Understanding the origin of human brain evolution and the underlying molecular mechanisms is made challenging by the complexity of the brain itself and ethical barriers to the use of human samples. The Kalebic team discusses how human forebrain organoids can be exploited to study human brain evolution and neurodevelopmental pathologies.
Human brain evolution has been linked to an increase in brain size and, in particular, to the expansion of the neocortex, a specialised brain region that controls higher cognitive functions such as conscious decision-making and language. The expansion of the neocortex is the result of an increased production of neuronal cells from neural progenitor cells named basal radial glia (bRG). Impaired proliferation of bRG impacts on neuronal cells and leads to the onset of neurodevelopmental disorders.

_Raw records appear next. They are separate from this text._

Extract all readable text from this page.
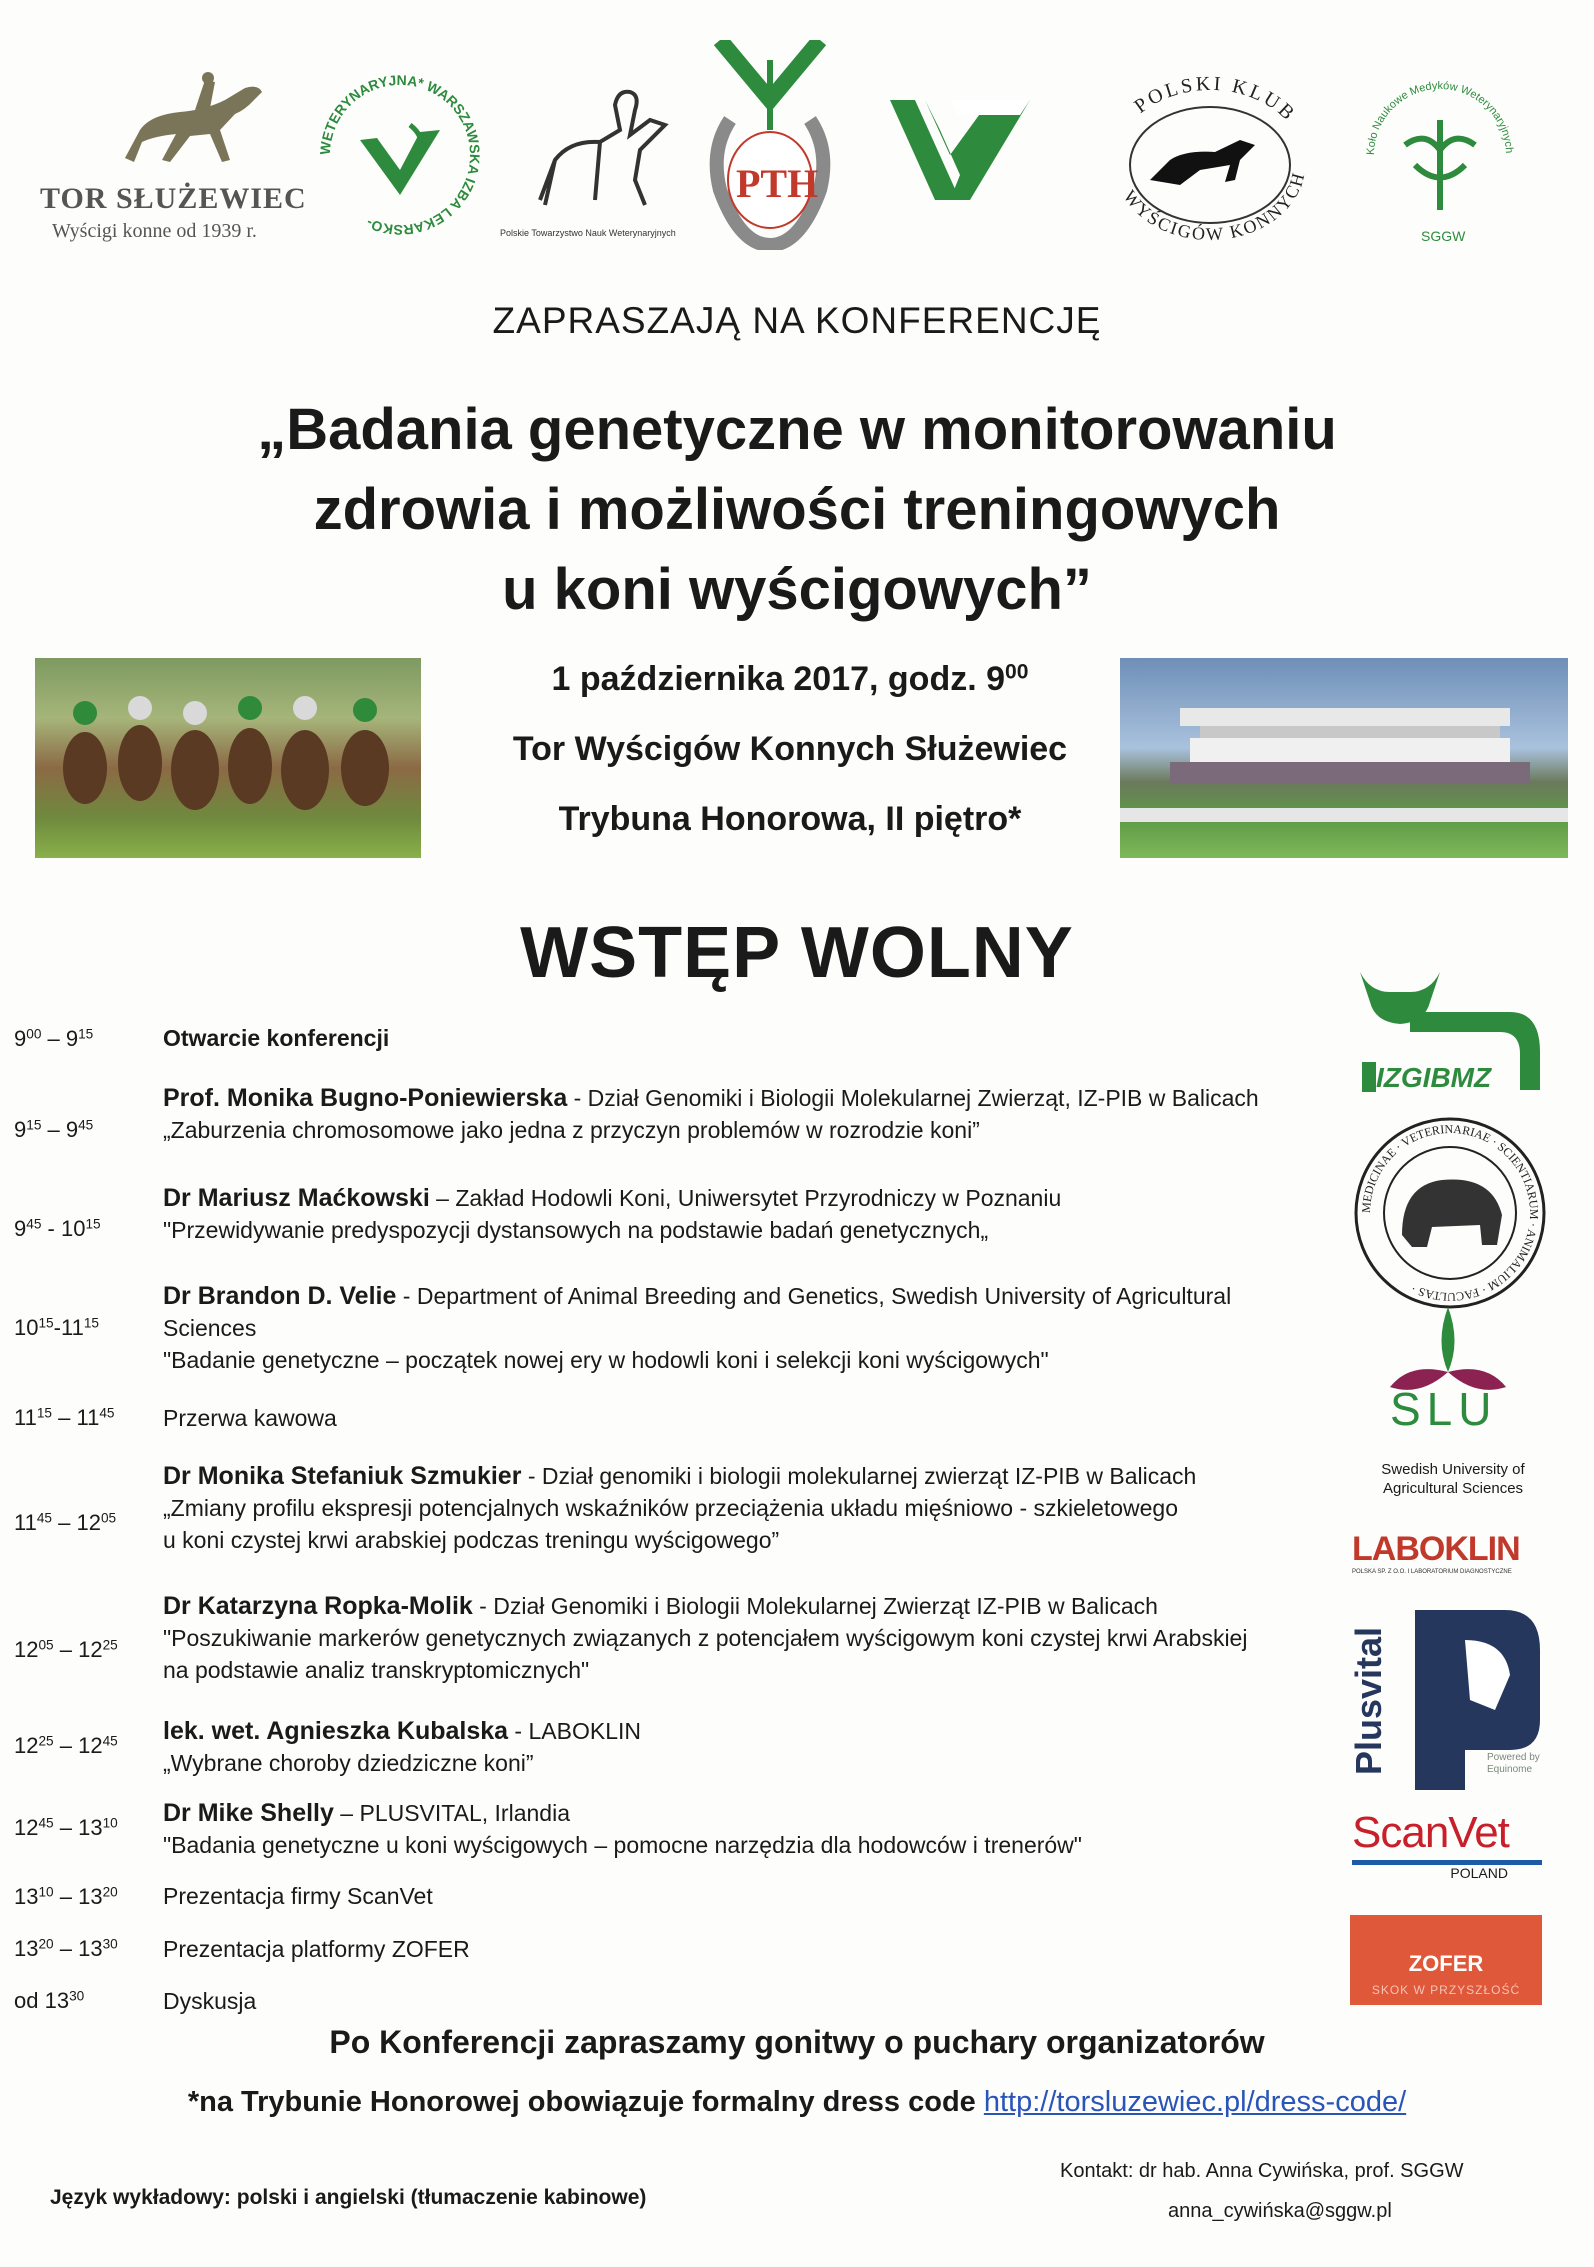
TOR SŁUŻEWIEC
Wyścigi konne od 1939 r.
WETERYNARYJNA* WARSZAWSKA IZBA LEKARSKO-
Polskie Towarzystwo Nauk Weterynaryjnych
PTH
POLSKI KLUB
WYŚCIGÓW KONNYCH
Koło Naukowe Medyków Weterynaryjnych
SGGW
ZAPRASZAJĄ NA KONFERENCJĘ
„Badania genetyczne w monitorowaniu
zdrowia i możliwości treningowych
u koni wyścigowych”
1 października 2017, godz. $9^{00}$
Tor Wyścigów Konnych Służewiec
Trybuna Honorowa, II piętro*
WSTĘP WOLNY
$9^{00} - 9^{15}$	Otwarcie konferencji
$9^{15} - 9^{45}$
Prof. Monika Bugno-Poniewierska - Dział Genomiki i Biologii Molekularnej Zwierząt, IZ-PIB w Balicach
„Zaburzenia chromosomowe jako jedna z przyczyn problemów w rozrodzie koni”
$9^{45} - 10^{15}$
Dr Mariusz Maćkowski – Zakład Hodowli Koni, Uniwersytet Przyrodniczy w Poznaniu
"Przewidywanie predyspozycji dystansowych na podstawie badań genetycznych„
$10^{15}-11^{15}$
Dr Brandon D. Velie - Department of Animal Breeding and Genetics, Swedish University of Agricultural
Sciences
"Badanie genetyczne – początek nowej ery w hodowli koni i selekcji koni wyścigowych"
$11^{15} - 11^{45}$ Przerwa kawowa
$11^{45} - 12^{05}$
Dr Monika Stefaniuk Szmukier - Dział genomiki i biologii molekularnej zwierząt IZ-PIB w Balicach
„Zmiany profilu ekspresji potencjalnych wskaźników przeciążenia układu mięśniowo - szkieletowego
u koni czystej krwi arabskiej podczas treningu wyścigowego”
$12^{05} - 12^{25}$
Dr Katarzyna Ropka-Molik - Dział Genomiki i Biologii Molekularnej Zwierząt IZ-PIB w Balicach
"Poszukiwanie markerów genetycznych związanych z potencjałem wyścigowym koni czystej krwi Arabskiej
na podstawie analiz transkryptomicznych"
$12^{25} - 12^{45}$ lek. wet. Agnieszka Kubalska - LABOKLIN
„Wybrane choroby dziedziczne koni”
$12^{45} - 13^{10}$ Dr Mike Shelly – PLUSVITAL, Irlandia
"Badania genetyczne u koni wyścigowych – pomocne narzędzia dla hodowców i trenerów"
$13^{10} - 13^{20}$ Prezentacja firmy ScanVet
$13^{20} - 13^{30}$ Prezentacja platformy ZOFER
od $13^{30}$	Dyskusja
IZGIBMZ
MEDICINAE · VETERINARIAE · SCIENTIARUM · ANIMALIUM · FACULTAS ·
SLU
Swedish University of Agricultural Sciences
LABOKLIN
POLSKA SP. Z O.O. I LABORATORIUM DIAGNOSTYCZNE
Plusvital	Powered by Equinome
ScanVet
POLAND
ZOFER
SKOK W PRZYSZŁOŚĆ
Po Konferencji zapraszamy gonitwy o puchary organizatorów
*na Trybunie Honorowej obowiązuje formalny dress code http://torsluzewiec.pl/dress-code/
Język wykładowy: polski i angielski (tłumaczenie kabinowe)
Kontakt: dr hab. Anna Cywińska, prof. SGGW
anna_cywińska@sggw.pl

Flaminia Kaluthantrige Don and Nereo Kalebic at the HT Neurogenomics Research Centre review current research on cerebral organoids – miniature organ-like 3D structures grown from cultured pluripotent stem cells and recapitulating the key features of human brain – as a tool to investigate human brain development in vitro, thus overcoming the limitations to the access and availability of human brain specimens. The researchers discuss how forebrain organoids have been instrumental to shed light on molecular and cellular features of the bRG, and how deregulation of vital signalling pathways in bRG is involved in the onset of various neurodevelopmental diseases.
The review is published in Frontiers in Cell and Developmental Biology.
The image shows neural progenitor cells (green) lining a ventricle of a day 76 brain organoid. A subpopulation of these progenitors, called basal radial glia (bRG), marked by a bRG marker (magenta), have their proliferating niche further away from the ventricle.